Yargıtay Kararı 12. Ceza Dairesi 2011/3440 E. 2011/8938 K. 19.12.2011 T.

YARGITAY KARARI
DAİRE : 12. Ceza Dairesi
ESAS NO : 2011/3440
KARAR NO : 2011/8938
KARAR TARİHİ : 19.12.2011

Mahkemesi :Sulh Ceza Mahkemesi
Suç : Taksirle yaralama, Trafik güvenliğini tehlikeye sokma
Hüküm : 5237 sayılı TCK’nın 89/1, 22/3, 179/2-3, 53/1, 42, 53/6, 58/6-7, 5272 sayılı Kanunun 108/4. maddeleri gereğince mahkûmiyet.

Taksirle yaralama suçundan sanığın mahkumiyetine ilişkin hüküm sanık ve Üst Cuhuriyet savcısı tarafından temyiz edilmekle, dosya incelenerek gereği düşünüldü:
1- Mağdurun 5237 sayılı TCK’nın 89/1. maddesi kapsamında yaralanması halinde sanığa atılı suçun, hüküm tarihinde yürürlükte bulunan 5560 sayılı Kanun ile değişik 5237 sayılı TCK’nın 89/5. maddesi uyarınca bilinçli taksirle işlenmiş olmasına rağmen takibinin şikayete bağlı bulunması ve mağdurun 21.08.2006 tarihli kolluk ifadesinde sanıktan şikayetçi olmadığını beyan etmesi karşısında, 5237 sayılı TCK’nın 73/4 ve 5271 sayılı CMK’nın 223/8. maddeleri gereğince davanın düşmesine karar verilmesi gerektiğinin gözetilmemesi,
2- Sanık hakkında, 5237 sayılı TCK’nın 53. maddesinin 3. fıkrasına aykırı olarak 1. fıkranın (c) bendinde yer alan kendi alt soyu üzerindeki haklarından koşullu salıverilme tarihi yerine cezanın infazı tamamlanıncaya kadar yoksun bırakılmasına karar verilmesi,
Kabule göre de;
1- TCK’nın 44 maddesi gereğince taksirli eylemi sonucunda yaralamaya neden olan sanığın yalnızca bilinçli taksirle yaralamaya neden olma suçundan sorumlu tutulması gerektiği gözetilmeden ayrıca trafik güvenliğini tehlikeye düşürme suçundan da mahkumiyetine karar verilmesi,
2- Taksirle işlenen suçlarda uygulama yeri bulunmadığı gözetilmeden sanık hakkında, 5237 sayılı TCK’nın 53/1-2. maddesi uyarınca belli hakları kullanmaktan yoksun bırakılma kararı verilmesi,
3- Sanık hakkında suçun taksirle işlenmiş olması nedeniyle önceki kasıtlı suçuna ilişkin mahkumiyeti sebebiyle tekerrür hükümlerinin uygulanamayacağı gözetilmeyerek 5237 sayılı TCK’nın 58/4. maddesi hükmüne muhalefet edilmesi,
4- Mükerrirlere özgü infaz rejimi ve denetimli serbestlik tedbirinin ne şekilde uygulanacağı, süresi ve bu konuda karar verecek mercii 5275 sayılı Ceza ve Güvenlik Tedbirlerinin İnfazı Hakkında Kanunun 108. maddesinde düzenlenmiş olup aynı maddenin 5. fıkrası ile de tekerrür dolayısıyla belirlenen denetim süresinde koşullu salıverilmeye ilişkin hükümlerin uygulanacağı hükme bağlanmıştır.

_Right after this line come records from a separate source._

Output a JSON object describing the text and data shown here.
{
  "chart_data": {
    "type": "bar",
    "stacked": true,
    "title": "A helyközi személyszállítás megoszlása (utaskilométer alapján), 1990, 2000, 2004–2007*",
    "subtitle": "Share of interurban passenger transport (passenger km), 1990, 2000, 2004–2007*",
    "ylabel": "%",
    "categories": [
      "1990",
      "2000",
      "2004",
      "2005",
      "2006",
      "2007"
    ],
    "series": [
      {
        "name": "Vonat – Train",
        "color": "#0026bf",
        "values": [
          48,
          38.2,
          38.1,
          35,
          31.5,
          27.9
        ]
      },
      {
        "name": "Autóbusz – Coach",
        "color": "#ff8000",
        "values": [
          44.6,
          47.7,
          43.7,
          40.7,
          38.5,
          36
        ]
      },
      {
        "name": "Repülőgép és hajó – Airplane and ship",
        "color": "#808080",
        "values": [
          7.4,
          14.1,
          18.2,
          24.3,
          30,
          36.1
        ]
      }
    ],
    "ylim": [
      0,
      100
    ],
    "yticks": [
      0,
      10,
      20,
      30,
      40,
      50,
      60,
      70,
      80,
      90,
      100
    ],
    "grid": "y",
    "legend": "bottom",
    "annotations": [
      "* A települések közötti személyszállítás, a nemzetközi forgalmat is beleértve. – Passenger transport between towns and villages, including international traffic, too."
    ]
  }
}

Bu nedenlerle denetimli serbestlik tedbirinin
süresinin infaz aşamasında 5275 sayılı Kanun hükümleri uyarınca tayin ve tespiti gerektiği gözetilmeden, infazı kısıtlar biçimde 1 yıl süre ile denetimli serbestlik tedbiri uygulanmasına karar verilmesi,
5- Sanığın savunması dikkate alınarak olay tarihinde geçerli sürücü belgesi olup olmadığı araştırılıp onaylı örneği getirtilmeden, fotokopi belgeye dayanılarak geri alınmasına karar verilmesi,
6- 5237 sayılı TCK’nın da cezaların toplanması müessesesi olmadığı halde, tayin edilen cezaların uygulama yeri bulunmayan TCK’nın 42. maddesi uyarınca toplanmasına karar verilmesi,
Kanuna aykırı, sanık ve üst Cuhuriyet savcısının temyiz itirazları bu itibarla yerinde görülmüş olduğundan hükmün bu sebeplerden dolayı BOZULMASINA, 19.12.2011 tarihinde oybirliğiyle karar verildi.